French energy group Total on Monday declared force majeure on its $20 billion Liquefied Natural Gas (LNG) project in Mozambique and withdrew all personnel from the site because of the precarious security situation in the area.

Dozens of civilians were killed in a March 24 attack by insurgents on the coastal Mozambique town of Palma, near natural gas projects that are worth $60 billion and meant to transform Mozambique’s economy.

“Considering the evolution of the security situation in the north of the Cabo Delgado province in Mozambique, Total confirms the withdrawal of all Mozambique LNG project personnel from the Afungi site.

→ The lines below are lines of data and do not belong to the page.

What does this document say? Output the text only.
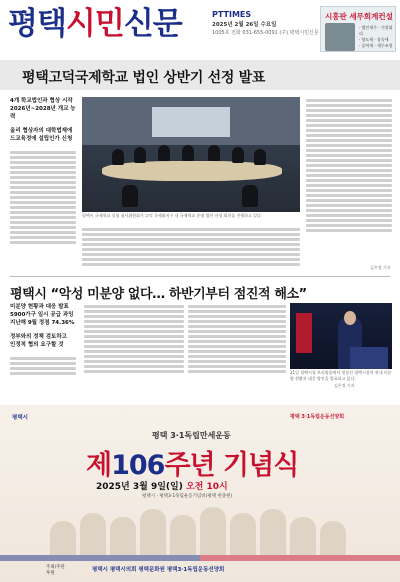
평택시민신문	PTTIMES
2025년 2월 26일 수요일
1005호 전화 031-655-0091 (주) 평택시민신문
시흥판 세무회계컨설
· 법인세무 · 기장대리
· 양도세 · 상속세
· 증여세 · 세무조정
평택고덕국제학교 법인 상반기 선정 발표
4개 학교법인과 협상 시작
2026년~2028년 개교 능력
올리 협상자의 대학법제에
드교육정에 설립인가 신청
평택시 국제학교 설립 심사위원회가 고덕 국제화지구 내 국제학교 운영 법인 선정 회의를 진행하고 있다.
김은정 기자
평택시 “악성 미분양 없다… 하반기부터 점진적 해소”
미분양 현황과 대응 발표
5900가구 일시 공급 과잉
지난해 9월 정점 74.36%
정부와의 정책 검토하고
인정적 협의 요구할 것
21일 평택시청 브리핑룸에서 정장선 평택시장이 관내 미분양 현황과 대응 방안을 발표하고 있다.
김은정 기자
평택시	평택 3·1독립운동선양회
평택 3·1독립만세운동
제106주년 기념식
2025년 3월 9일(일) 오전 10시
평택시 · 평택3·1독립운동기념비(평택 현충원)
주최/주관
후원
평택시 평택시의회 평택문화원 평택3·1독립운동선양회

This situation leads Total, as operator of Mozambique LNG project, to declare force majeure,” the company said.

Total suspended work on the project, which is due to produce its first cargo in 2024, on March 27 after the militant attack.

The force majeure implies a weightier suspension and allows Total to cancel contractors.

Force majeure was “the only way to best protect the project interest until work can resume,” a Total spokeswoman added

Mozambique President Filipe Nyusi this month said that the government will work to restore peace in the country after last month’s militant attack near the multibillion-dollar gas projects backed by global oil companies.

The Mozambique government is due to hold a news conference on the situation on Monday morning.

The LNG project includes development of the Golfinho and Atum natural gas fields in the Offshore Area 1 concession and the construction of a two-train liquefaction plant with capacity of 13.12 million tonnes per annum (mtpa).

Total is operator of the Mozambique LNG project and obtained a $14.9 billion debt financing package in July to fund its rollout.